Canada : Des résidents dénoncent la contamination de leurs puits par des particules de schiste

http://ici.radio-canada.ca/nouvelle/1079618/puits-schiste-noir-eolienne-chatham-kent

La présence de particules de schiste noir a augmenté substantiellement dans un puits de la région de Chatham-Kent en Ontario, après des travaux d'installation d'éoliennes. C'est ce qu'indiquent les résultats d'analyses d'eau commandées par un groupe de défense des citoyens qui soutient que le problème est répandu dans le secteur.

Dix-huit résidents du comté de Dover accusent les promoteurs d'un parc d'éoliennes, les compagnies Samsung et Pattern Development, d'avoir contaminé l'eau de leurs puits.

Radio-Canada a appris que les membres du groupe Water Wells First ont récemment reçu les résultats d'analyses d'eau. Ils donneront un point de presse mardi après-midi.

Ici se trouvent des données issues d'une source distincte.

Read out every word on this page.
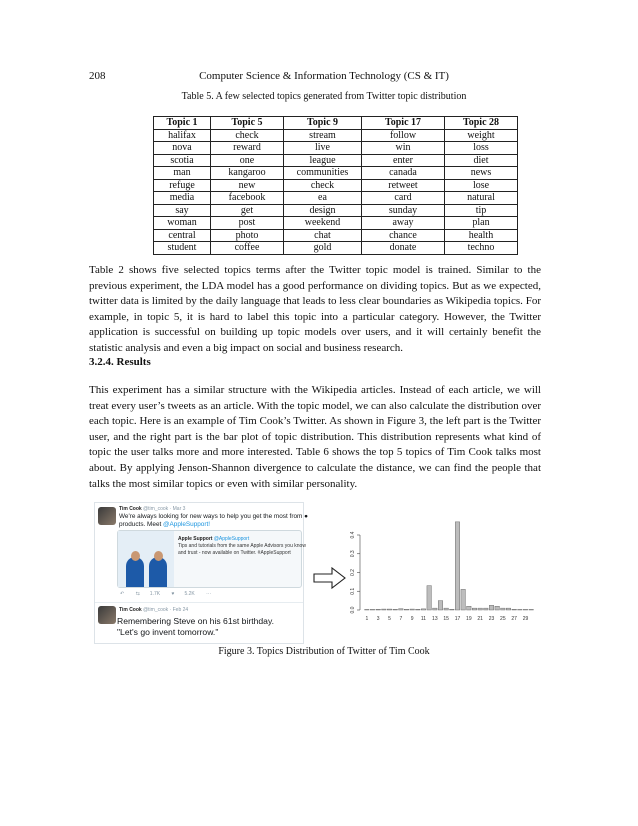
208	Computer Science & Information Technology (CS & IT)
Table 5. A few selected topics generated from Twitter topic distribution
Topic 1	Topic 5	Topic 9	Topic 17	Topic 28
halifax	check	stream	follow	weight
nova	reward	live	win	loss
scotia	one	league	enter	diet
man	kangaroo	communities	canada	news
refuge	new	check	retweet	lose
media	facebook	ea	card	natural
say	get	design	sunday	tip
woman	post	weekend	away	plan
central	photo	chat	chance	health
student	coffee	gold	donate	techno
Table 2 shows five selected topics terms after the Twitter topic model is trained. Similar to the previous experiment, the LDA model has a good performance on dividing topics. But as we expected, twitter data is limited by the daily language that leads to less clear boundaries as Wikipedia topics. For example, in topic 5, it is hard to label this topic into a particular category. However, the Twitter application is successful on building up topic models over users, and it will certainly benefit the statistic analysis and even a big impact on social and business research.
3.2.4. Results
This experiment has a similar structure with the Wikipedia articles. Instead of each article, we will treat every user’s tweets as an article. With the topic model, we can also calculate the distribution over each topic. Here is an example of Tim Cook’s Twitter. As shown in Figure 3, the left part is the Twitter user, and the right part is the bar plot of topic distribution. This distribution represents what kind of topic the user talks more and more interested. Table 6 shows the top 5 topics of Tim Cook talks most about. By applying Jenson-Shannon divergence to calculate the distance, we can find the people that talks the most similar topics or even with similar personality.
Tim Cook @tim_cook · Mar 3
We're always looking for new ways to help you get the most from ●
products. Meet @AppleSupport!
Apple Support @AppleSupport
Tips and tutorials from the same Apple Advisors you know
and trust - now available on Twitter. #AppleSupport
↶ ⇆ 1.7K ♥ 5.2K ···
Tim Cook @tim_cook · Feb 24
Remembering Steve on his 61st birthday.
"Let's go invent tomorrow."
0.0
0.1
0.2
0.3
0.4
1 3 5 7 9 11 13 15 17 19 21 23 25 27 29
Figure 3. Topics Distribution of Twitter of Tim Cook
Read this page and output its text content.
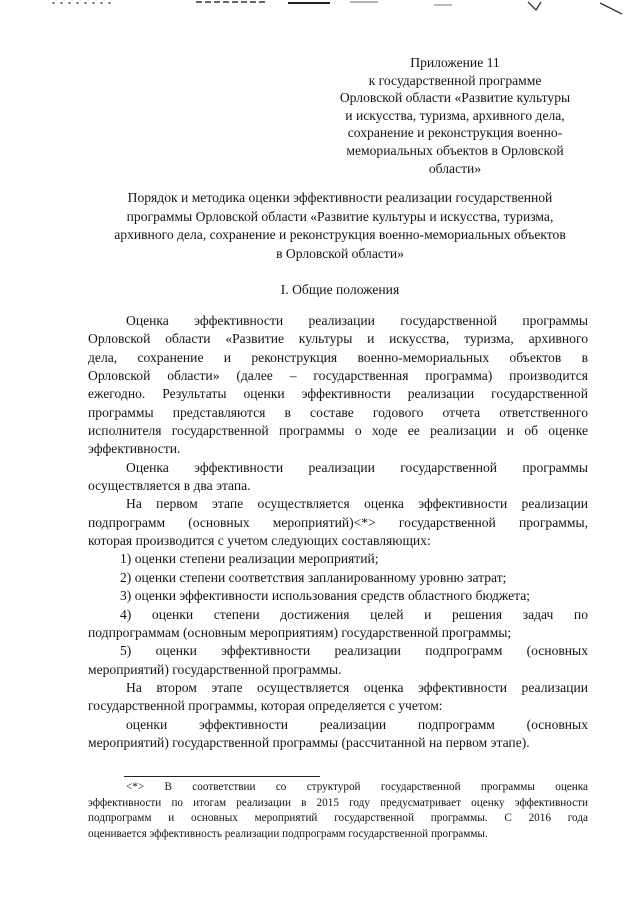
Приложение 11
к государственной программе
Орловской области «Развитие культуры
и искусства, туризма, архивного дела,
сохранение и реконструкция военно-
мемориальных объектов в Орловской
области»
Порядок и методика оценки эффективности реализации государственной
программы Орловской области «Развитие культуры и искусства, туризма,
архивного дела, сохранение и реконструкция военно-мемориальных объектов
в Орловской области»
I. Общие положения
Оценка эффективности реализации государственной программы
Орловской области «Развитие культуры и искусства, туризма, архивного
дела, сохранение и реконструкция военно-мемориальных объектов в
Орловской области» (далее – государственная программа) производится
ежегодно. Результаты оценки эффективности реализации государственной
программы представляются в составе годового отчета ответственного
исполнителя государственной программы о ходе ее реализации и об оценке
эффективности.
Оценка эффективности реализации государственной программы
осуществляется в два этапа.
На первом этапе осуществляется оценка эффективности реализации
подпрограмм (основных мероприятий)<*> государственной программы,
которая производится с учетом следующих составляющих:
1) оценки степени реализации мероприятий;
2) оценки степени соответствия запланированному уровню затрат;
3) оценки эффективности использования средств областного бюджета;
4) оценки степени достижения целей и решения задач по
подпрограммам (основным мероприятиям) государственной программы;
5) оценки эффективности реализации подпрограмм (основных
мероприятий) государственной программы.
На втором этапе осуществляется оценка эффективности реализации
государственной программы, которая определяется с учетом:
оценки эффективности реализации подпрограмм (основных
мероприятий) государственной программы (рассчитанной на первом этапе).
<*> В соответствии со структурой государственной программы оценка
эффективности по итогам реализации в 2015 году предусматривает оценку эффективности
подпрограмм и основных мероприятий государственной программы. С 2016 года
оценивается эффективность реализации подпрограмм государственной программы.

Ces analyses démontrent que la concentration de schiste noire est passée d'environ 47 microparticules par millilitre avant les travaux à 681 939 microparticules par millilitre après les travaux.

Les échantillons d'eau ont été recueillis dans un seul puits. Les employés du laboratoire qui ont effectué les analyses n'ont toutefois pas prélevé les échantillons eux-mêmes.

« Ça prouve que la nappe phréatique de la région est très sensible aux vibrations », indique le porte-parole du groupe, Kevin Jakubec.

D'après le groupe, c'est la technique utilisée par les entreprises Samsung et Pattern Development pour installer la base des éoliennes, le battage de pieux, qui ferait autant vibrer le sol.

Les tests ont été effectués par les laboratoires RTI au Michigan, puisque ceux-ci possèdent la certification ISO17025, une norme scientifique internationale dans l'analyse au microscope de particules.

"La majorité des microparticules de schiste noir mesurent moins d'un micron, ce qui rend la filtration de l'eau extrêmement difficile". Kevin Jakubec, porte-parole de Water Wells First

M. Jakubec croit que le schiste noir contient beaucoup de métaux et pose un danger pour la santé.

« On sait qu'il y a de l'uranium dans le schiste et que l'uranium peut libérer du radon. C'est documenté dans la géologie médicale », soutient-il.

Les scientifiques partagés

La plupart des experts questionnés à ce sujet estiment que tout dépend des éléments que contient le schiste en question.

« C'est normal qu'il y ait des particules de schiste dans des puits privés. Ce sont plutôt les métaux dans l'eau qui sont inquiétants et certains schistes ont un taux de métaux très élevé, d'autres bas », explique le géologue à la retraite Olle Selinus.

D'après ce dernier, l'eau doit être analysée selon une série d'éléments pour pouvoir déterminer si elle est néfaste ou non pour la santé.

« Boire de l'eau qui contient des particules n'est pas encouragé mais ne peut pas être dangereux pour la santé [...] si les particules de schiste ne contiennent pas d'éléments toxiques comme de l'arsenic et du mercure par exemple », explique le professeur au département de géologie de l'Université de Dallas, Robert Finkelman.

M. Jakubec soutient, pour sa part, que c'est l'exposition à une grande concentration de particules est problématique, à long terme.
"La formation de schiste noir dont on parle est particulière au sud-ouest de l'Ontario. [...] Elle n'est pas très profonde dans le sol et, au-dessus d'elle, il y a la nappe phréatique." Kevin Jakubec, porte-parole de Water Wells First.

Une approche prudente

Les scientifiques qui ont analysé l'eau croient toutefois que le nombre de particules pourrait être bien plus élevé que ce que leurs résultats ont démontré.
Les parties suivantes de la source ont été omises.